Глава 22
Остановились на небольшой возвышенности, откуда хорошо просматривались окрестности. Пленников выгрузили из грузовика. Будто кули, оттащили в сторонку. Бросили.
Расстреливать будут, что ли? Нет, не похоже. Пытать?
– Брат Фридрих, – обратился штурмбанфюрер к маршалу фон Валленроду, – расставьте своих рыцарей под этим холмом. И никого… слышите – никого не пускайте наверх. Я хочу, чтобы сейчас мне не мешали ни швейцарские арбалетчики, ни подданные императора Рупрехта, ни кто-либо еще.
Похоже, тевтоны и фашисты понимали друг друга с полуслова. Краткий приказ, взмах руки – и дисциплинированные орденские братья на уставших после длительной скачки лошадях съехали вниз.
Штурмбанфюрер со «шмайсером» на шее приблизился к пленникам. Остальные эсэсовцы остались у машины.
– Итак, полковник, будем говорить? Цайткоманда с вами сталкивалась неоднократно, но признаюсь, кто вы, откуда и с какой целью отправились в прошлое, выяснить нам так и не удалось. Ваша супруга в трансе говорила невероятные вещи. И мы уже склонны поверить некоторым из них. Но подробности хотелось бы услышать от вас. Для начала скажите, кто вы такой и зачем выдавали себя за посла ордена Святой Марии?
Зачем? Да случайно же все вышло! Впрочем, Бурцев отвечать не собирался.

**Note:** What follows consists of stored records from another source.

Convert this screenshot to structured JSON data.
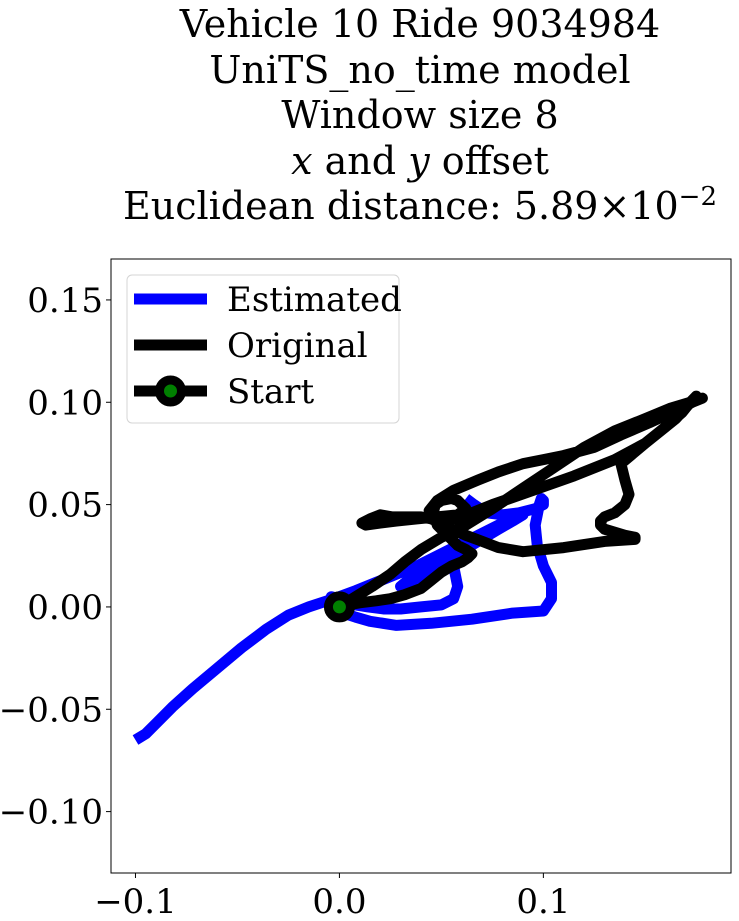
{
  "title": {
    "line1": "Vehicle 10 Ride 9034984",
    "line2": "UniTS_no_time model",
    "line3": "Window size 8",
    "line4_x": "x",
    "line4_mid": " and ",
    "line4_y": "y",
    "line4_end": " offset",
    "line5_base": "Euclidean distance: 5.89×10",
    "line5_exp": "−2"
  },
  "chart_data": {
    "type": "line",
    "title": "Vehicle 10 Ride 9034984 UniTS_no_time model Window size 8 x and y offset Euclidean distance: 5.89×10⁻²",
    "xlabel": "",
    "ylabel": "",
    "xlim": [
      -0.112,
      0.192
    ],
    "ylim": [
      -0.13,
      0.17
    ],
    "grid": false,
    "legend_position": "top-left",
    "x_ticks": [
      -0.1,
      0.0,
      0.1
    ],
    "x_tick_labels": [
      "−0.1",
      "0.0",
      "0.1"
    ],
    "y_ticks": [
      -0.1,
      -0.05,
      0.0,
      0.05,
      0.1,
      0.15
    ],
    "y_tick_labels": [
      "−0.10",
      "−0.05",
      "0.00",
      "0.05",
      "0.10",
      "0.15"
    ],
    "series": [
      {
        "name": "Estimated",
        "color": "#0000ff",
        "x": [
          -0.1,
          -0.095,
          -0.09,
          -0.082,
          -0.072,
          -0.06,
          -0.048,
          -0.036,
          -0.025,
          -0.015,
          -0.006,
          0.0,
          0.008,
          0.018,
          0.028,
          0.038,
          0.048,
          0.058,
          0.068,
          0.078,
          0.086,
          0.09,
          0.09,
          0.085,
          0.078,
          0.068,
          0.058,
          0.05,
          0.044,
          0.04,
          0.036,
          0.03,
          0.036,
          0.042,
          0.048,
          0.056,
          0.058,
          0.056,
          0.05,
          0.04,
          0.03,
          0.022,
          0.014,
          0.008,
          0.004,
          0.0,
          -0.004,
          -0.005,
          -0.002,
          0.002,
          0.008,
          0.015,
          0.028,
          0.045,
          0.065,
          0.085,
          0.1,
          0.104,
          0.104,
          0.1,
          0.097,
          0.096,
          0.097,
          0.098,
          0.099,
          0.1,
          0.1,
          0.096,
          0.088,
          0.08,
          0.072,
          0.066,
          0.062
        ],
        "y": [
          -0.065,
          -0.062,
          -0.057,
          -0.049,
          -0.04,
          -0.03,
          -0.02,
          -0.011,
          -0.004,
          0.0,
          0.003,
          0.005,
          0.008,
          0.012,
          0.016,
          0.02,
          0.025,
          0.03,
          0.035,
          0.04,
          0.044,
          0.046,
          0.045,
          0.042,
          0.038,
          0.032,
          0.026,
          0.02,
          0.016,
          0.014,
          0.012,
          0.01,
          0.015,
          0.02,
          0.024,
          0.02,
          0.01,
          0.004,
          0.001,
          0.0,
          -0.001,
          -0.001,
          0.0,
          0.001,
          0.003,
          0.004,
          0.005,
          0.003,
          -0.001,
          -0.003,
          -0.005,
          -0.007,
          -0.009,
          -0.008,
          -0.006,
          -0.003,
          -0.002,
          0.004,
          0.012,
          0.02,
          0.03,
          0.04,
          0.045,
          0.05,
          0.053,
          0.052,
          0.05,
          0.048,
          0.046,
          0.045,
          0.046,
          0.05,
          0.053
        ]
      },
      {
        "name": "Original",
        "color": "#000000",
        "x": [
          0.0,
          0.008,
          0.016,
          0.025,
          0.032,
          0.04,
          0.05,
          0.062,
          0.075,
          0.09,
          0.105,
          0.12,
          0.135,
          0.15,
          0.162,
          0.172,
          0.178,
          0.173,
          0.165,
          0.152,
          0.138,
          0.125,
          0.11,
          0.1,
          0.09,
          0.078,
          0.068,
          0.056,
          0.048,
          0.044,
          0.046,
          0.052,
          0.06,
          0.075,
          0.095,
          0.115,
          0.135,
          0.15,
          0.16,
          0.168,
          0.172,
          0.175,
          0.165,
          0.15,
          0.138,
          0.14,
          0.142,
          0.14,
          0.135,
          0.13,
          0.128,
          0.128,
          0.13,
          0.14,
          0.145,
          0.145,
          0.13,
          0.11,
          0.09,
          0.078,
          0.07,
          0.062,
          0.055,
          0.05,
          0.045,
          0.04,
          0.033,
          0.026,
          0.02,
          0.015,
          0.011,
          0.013,
          0.02,
          0.028,
          0.038,
          0.048,
          0.058,
          0.062,
          0.06,
          0.058,
          0.055,
          0.05,
          0.047,
          0.046,
          0.048,
          0.052,
          0.055,
          0.058,
          0.062,
          0.065,
          0.063,
          0.06,
          0.055,
          0.05,
          0.045,
          0.04,
          0.032,
          0.025,
          0.018,
          0.01,
          0.004,
          0.0
        ],
        "y": [
          0.0,
          0.005,
          0.01,
          0.016,
          0.022,
          0.028,
          0.034,
          0.04,
          0.048,
          0.058,
          0.068,
          0.078,
          0.086,
          0.092,
          0.097,
          0.1,
          0.102,
          0.1,
          0.096,
          0.09,
          0.084,
          0.078,
          0.074,
          0.072,
          0.07,
          0.066,
          0.062,
          0.057,
          0.052,
          0.047,
          0.043,
          0.042,
          0.044,
          0.05,
          0.057,
          0.064,
          0.072,
          0.08,
          0.088,
          0.095,
          0.1,
          0.103,
          0.092,
          0.08,
          0.07,
          0.062,
          0.055,
          0.05,
          0.046,
          0.044,
          0.042,
          0.04,
          0.038,
          0.035,
          0.034,
          0.033,
          0.032,
          0.029,
          0.027,
          0.029,
          0.032,
          0.035,
          0.038,
          0.041,
          0.043,
          0.044,
          0.044,
          0.044,
          0.045,
          0.043,
          0.041,
          0.04,
          0.041,
          0.042,
          0.043,
          0.044,
          0.045,
          0.048,
          0.05,
          0.052,
          0.053,
          0.052,
          0.05,
          0.046,
          0.04,
          0.036,
          0.033,
          0.03,
          0.028,
          0.026,
          0.024,
          0.022,
          0.02,
          0.017,
          0.013,
          0.009,
          0.006,
          0.004,
          0.003,
          0.002,
          0.001,
          0.0
        ]
      }
    ],
    "start_point": {
      "name": "Start",
      "x": 0.0,
      "y": 0.0,
      "marker_fill": "#008000",
      "marker_edge": "#000000"
    },
    "legend": [
      "Estimated",
      "Original",
      "Start"
    ]
  }
}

– Предупреждаю сразу, полковник: я послан не за вами, а за вашей супругой. У меня приказ отыскать анкер-менш. И я уже выполнил этот приказ. Вас же мне разрешено ликвидировать. Вы слишком опасны. Вы слишком часто выскальзывали из наших рук. И принесли уже слишком много бед, чтобы впредь оставлять вас в живых.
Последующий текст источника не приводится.